My novel has been on submission to 15 houses with *no* responses in a year's time (1st wave 2/06, 2nd wave 11/06). Is this the agent or the industry?

Anonymous said...

Please, please, please dump this agent NOW. Do not send him your next manuscript. He doesn't deserve it, or you. Losing interest after only 10 (mostly) positive rejections? That's shameful, in my opinion.

My manuscript sounds similar to yours. Literary and a bit dark. I've had an agent for going on two years now. (Medium-sized agency with several bestselling clients.) She has sent my manuscript to 20 editors, all of whom rejected it. I revised, based on the feedback, and she has it out now for another round. It has made it to two editorial boards, but stalled there. She believes in my book so strongly that she has told me she's not stopping until somebody buys it.

Meantime, I've written a new manuscript. She loves that one, too.

You deserve an agent who loves your work as much as my agent loves mine. Based on all of the comments here, I feel breathtakingly lucky to have her.

Maybe I'll send her a bottle of champagne right now, just because.

Anonymous said...

Eleven, that's a baby number, and six months, blink.

My book was shopped to more than 20 over a year.

I thought about bailing from my agent.
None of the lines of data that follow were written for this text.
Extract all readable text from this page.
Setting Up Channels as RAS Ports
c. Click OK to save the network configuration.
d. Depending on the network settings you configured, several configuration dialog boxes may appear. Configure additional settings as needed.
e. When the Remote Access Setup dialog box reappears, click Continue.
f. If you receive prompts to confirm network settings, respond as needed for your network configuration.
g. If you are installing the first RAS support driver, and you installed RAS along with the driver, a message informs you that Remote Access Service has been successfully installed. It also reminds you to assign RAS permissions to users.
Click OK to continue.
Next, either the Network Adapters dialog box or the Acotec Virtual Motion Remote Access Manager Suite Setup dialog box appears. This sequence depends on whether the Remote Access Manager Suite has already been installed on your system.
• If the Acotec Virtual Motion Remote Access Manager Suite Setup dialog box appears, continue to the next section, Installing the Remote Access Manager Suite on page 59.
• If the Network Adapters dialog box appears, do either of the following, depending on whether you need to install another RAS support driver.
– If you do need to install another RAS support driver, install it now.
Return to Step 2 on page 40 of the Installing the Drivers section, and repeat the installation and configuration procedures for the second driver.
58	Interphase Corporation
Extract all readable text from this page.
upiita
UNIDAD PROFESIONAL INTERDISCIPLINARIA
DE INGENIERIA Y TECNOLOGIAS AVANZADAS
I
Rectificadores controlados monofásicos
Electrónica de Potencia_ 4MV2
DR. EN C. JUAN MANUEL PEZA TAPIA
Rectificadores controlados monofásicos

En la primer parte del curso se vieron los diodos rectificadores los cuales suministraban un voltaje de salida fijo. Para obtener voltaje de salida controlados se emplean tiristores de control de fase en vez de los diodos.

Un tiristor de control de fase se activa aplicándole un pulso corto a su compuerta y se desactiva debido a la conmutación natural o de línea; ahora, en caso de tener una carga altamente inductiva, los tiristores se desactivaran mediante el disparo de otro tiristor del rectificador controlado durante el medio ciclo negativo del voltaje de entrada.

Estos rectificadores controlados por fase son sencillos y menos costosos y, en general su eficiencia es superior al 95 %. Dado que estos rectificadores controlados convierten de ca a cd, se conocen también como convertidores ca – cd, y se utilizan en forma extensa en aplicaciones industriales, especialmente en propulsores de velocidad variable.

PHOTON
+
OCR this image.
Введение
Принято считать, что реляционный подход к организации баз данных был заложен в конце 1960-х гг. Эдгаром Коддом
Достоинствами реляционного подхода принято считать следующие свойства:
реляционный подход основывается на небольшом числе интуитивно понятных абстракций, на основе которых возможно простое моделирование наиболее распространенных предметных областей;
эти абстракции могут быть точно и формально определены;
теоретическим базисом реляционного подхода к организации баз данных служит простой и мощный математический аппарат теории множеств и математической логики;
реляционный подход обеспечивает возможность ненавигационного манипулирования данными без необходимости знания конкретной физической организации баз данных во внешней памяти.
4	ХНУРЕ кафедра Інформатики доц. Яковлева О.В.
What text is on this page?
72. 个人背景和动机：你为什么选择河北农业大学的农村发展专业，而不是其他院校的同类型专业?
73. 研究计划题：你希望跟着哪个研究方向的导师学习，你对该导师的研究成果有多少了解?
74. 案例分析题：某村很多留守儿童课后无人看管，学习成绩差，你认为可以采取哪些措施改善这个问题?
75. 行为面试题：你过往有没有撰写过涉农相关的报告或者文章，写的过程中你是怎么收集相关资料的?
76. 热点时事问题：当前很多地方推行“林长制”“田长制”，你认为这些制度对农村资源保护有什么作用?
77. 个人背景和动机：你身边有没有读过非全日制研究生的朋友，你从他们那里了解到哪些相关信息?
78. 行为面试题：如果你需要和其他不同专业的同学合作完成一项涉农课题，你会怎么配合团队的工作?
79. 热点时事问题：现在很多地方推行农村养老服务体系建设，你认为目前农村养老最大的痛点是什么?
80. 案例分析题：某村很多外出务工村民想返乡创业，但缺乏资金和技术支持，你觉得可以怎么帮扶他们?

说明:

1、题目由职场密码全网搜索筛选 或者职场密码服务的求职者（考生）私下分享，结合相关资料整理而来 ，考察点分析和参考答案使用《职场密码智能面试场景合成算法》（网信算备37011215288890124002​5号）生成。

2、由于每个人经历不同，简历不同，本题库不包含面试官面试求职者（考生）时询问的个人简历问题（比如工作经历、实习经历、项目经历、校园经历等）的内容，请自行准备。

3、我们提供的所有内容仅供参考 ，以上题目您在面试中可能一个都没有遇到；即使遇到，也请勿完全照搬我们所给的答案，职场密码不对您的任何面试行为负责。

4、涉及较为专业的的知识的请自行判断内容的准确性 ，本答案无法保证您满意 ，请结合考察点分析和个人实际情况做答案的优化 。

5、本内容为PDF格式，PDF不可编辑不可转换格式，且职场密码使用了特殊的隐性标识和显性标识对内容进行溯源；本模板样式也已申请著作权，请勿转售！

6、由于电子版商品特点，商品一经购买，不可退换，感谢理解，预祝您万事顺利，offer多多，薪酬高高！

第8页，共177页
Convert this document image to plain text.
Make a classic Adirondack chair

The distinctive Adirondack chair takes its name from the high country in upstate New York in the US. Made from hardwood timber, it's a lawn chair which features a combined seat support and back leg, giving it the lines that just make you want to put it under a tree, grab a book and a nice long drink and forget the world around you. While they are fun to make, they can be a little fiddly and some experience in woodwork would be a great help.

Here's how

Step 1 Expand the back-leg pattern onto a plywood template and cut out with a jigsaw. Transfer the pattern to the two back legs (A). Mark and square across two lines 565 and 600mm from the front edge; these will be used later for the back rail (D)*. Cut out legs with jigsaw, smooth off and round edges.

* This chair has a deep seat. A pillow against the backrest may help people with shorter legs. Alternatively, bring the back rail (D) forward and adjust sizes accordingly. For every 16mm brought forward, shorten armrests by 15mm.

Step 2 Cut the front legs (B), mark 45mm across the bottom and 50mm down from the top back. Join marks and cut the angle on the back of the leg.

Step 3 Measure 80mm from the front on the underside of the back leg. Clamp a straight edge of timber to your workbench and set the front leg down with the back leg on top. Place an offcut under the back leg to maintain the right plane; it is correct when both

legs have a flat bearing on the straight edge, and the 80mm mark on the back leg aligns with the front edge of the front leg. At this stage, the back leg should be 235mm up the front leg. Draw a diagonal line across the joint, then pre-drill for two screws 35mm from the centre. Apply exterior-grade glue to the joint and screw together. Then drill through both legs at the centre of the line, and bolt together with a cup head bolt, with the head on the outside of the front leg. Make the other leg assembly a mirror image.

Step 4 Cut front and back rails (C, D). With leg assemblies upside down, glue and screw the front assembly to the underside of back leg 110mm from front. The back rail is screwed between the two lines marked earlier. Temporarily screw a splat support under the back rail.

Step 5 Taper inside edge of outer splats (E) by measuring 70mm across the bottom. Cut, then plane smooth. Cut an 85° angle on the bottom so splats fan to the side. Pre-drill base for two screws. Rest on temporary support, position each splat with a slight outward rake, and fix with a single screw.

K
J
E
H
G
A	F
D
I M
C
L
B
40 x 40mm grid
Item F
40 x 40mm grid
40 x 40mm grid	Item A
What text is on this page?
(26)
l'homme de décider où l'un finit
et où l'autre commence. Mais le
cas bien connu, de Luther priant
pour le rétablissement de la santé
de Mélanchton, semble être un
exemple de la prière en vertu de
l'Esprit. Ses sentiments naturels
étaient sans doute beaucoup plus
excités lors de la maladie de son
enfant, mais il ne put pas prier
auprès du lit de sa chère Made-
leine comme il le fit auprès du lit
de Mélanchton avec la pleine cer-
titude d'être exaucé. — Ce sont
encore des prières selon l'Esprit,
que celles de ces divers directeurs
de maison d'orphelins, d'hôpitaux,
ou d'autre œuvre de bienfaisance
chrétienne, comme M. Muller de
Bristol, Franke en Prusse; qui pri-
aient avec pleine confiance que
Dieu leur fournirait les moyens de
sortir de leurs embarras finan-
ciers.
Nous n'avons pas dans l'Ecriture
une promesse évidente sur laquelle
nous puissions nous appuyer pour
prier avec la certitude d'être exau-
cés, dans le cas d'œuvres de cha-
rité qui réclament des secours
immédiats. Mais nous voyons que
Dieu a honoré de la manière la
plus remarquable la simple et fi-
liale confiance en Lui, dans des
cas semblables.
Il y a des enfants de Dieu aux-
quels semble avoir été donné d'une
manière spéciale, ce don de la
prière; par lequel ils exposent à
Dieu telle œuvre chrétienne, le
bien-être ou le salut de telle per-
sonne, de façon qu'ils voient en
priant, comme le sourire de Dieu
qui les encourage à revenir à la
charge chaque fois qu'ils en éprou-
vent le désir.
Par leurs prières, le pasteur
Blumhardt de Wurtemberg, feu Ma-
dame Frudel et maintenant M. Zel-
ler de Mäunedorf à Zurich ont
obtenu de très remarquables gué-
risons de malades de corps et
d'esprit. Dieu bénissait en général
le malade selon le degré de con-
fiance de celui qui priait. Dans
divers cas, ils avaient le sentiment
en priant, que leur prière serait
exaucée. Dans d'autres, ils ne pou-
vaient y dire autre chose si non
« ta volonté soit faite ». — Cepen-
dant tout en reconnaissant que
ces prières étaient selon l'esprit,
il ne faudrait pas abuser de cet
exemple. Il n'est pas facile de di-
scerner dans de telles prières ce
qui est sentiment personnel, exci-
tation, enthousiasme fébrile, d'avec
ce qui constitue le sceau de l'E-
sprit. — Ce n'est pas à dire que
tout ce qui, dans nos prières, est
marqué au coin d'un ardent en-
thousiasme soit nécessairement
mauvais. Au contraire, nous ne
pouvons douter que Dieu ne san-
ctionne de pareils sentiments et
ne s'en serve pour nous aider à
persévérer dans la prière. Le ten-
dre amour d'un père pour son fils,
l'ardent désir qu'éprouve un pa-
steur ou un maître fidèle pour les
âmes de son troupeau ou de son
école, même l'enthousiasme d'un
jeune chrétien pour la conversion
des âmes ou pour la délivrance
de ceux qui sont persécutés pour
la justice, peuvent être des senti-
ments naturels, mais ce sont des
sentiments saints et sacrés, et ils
I had an overture.

Then, yikes, a nice deal.

This is a seat of the pants business. Predicting a successful book is about as reliable as predicting an earthquake.

Anonymous said...

Hint: If you're losing faith in your agent, don't you think it's possible, even likely, that he's losing faith in you simultaneously? Unless he's autistic, he must know you're pissed and getting antsy, thinking it's his fault your first novel hasn't sold.

You should know, meanwhile, that what he's thinking is that maybe he was wrong about how good your book was. Maybe he isn't good at knowing what's marketable (this is especially true if what he's mostly been successful at is non-fiction).

Your email sounds like one I could've written about 8 years ago. Only difference was, I didn't give up on an agent who loved my work UNTIL he decided he didn't recognize marketability and he was going to concentrate on non-fiction.

Moral (for me, and, I suspect you): Find an agent who specializes in what you write, not one who's 'branching out', 'just beginning' (that was mine), or 'eager to try something new' without any proven new author sales.

Anonymous said...

What if the first novel is the beginning of a possible series of books?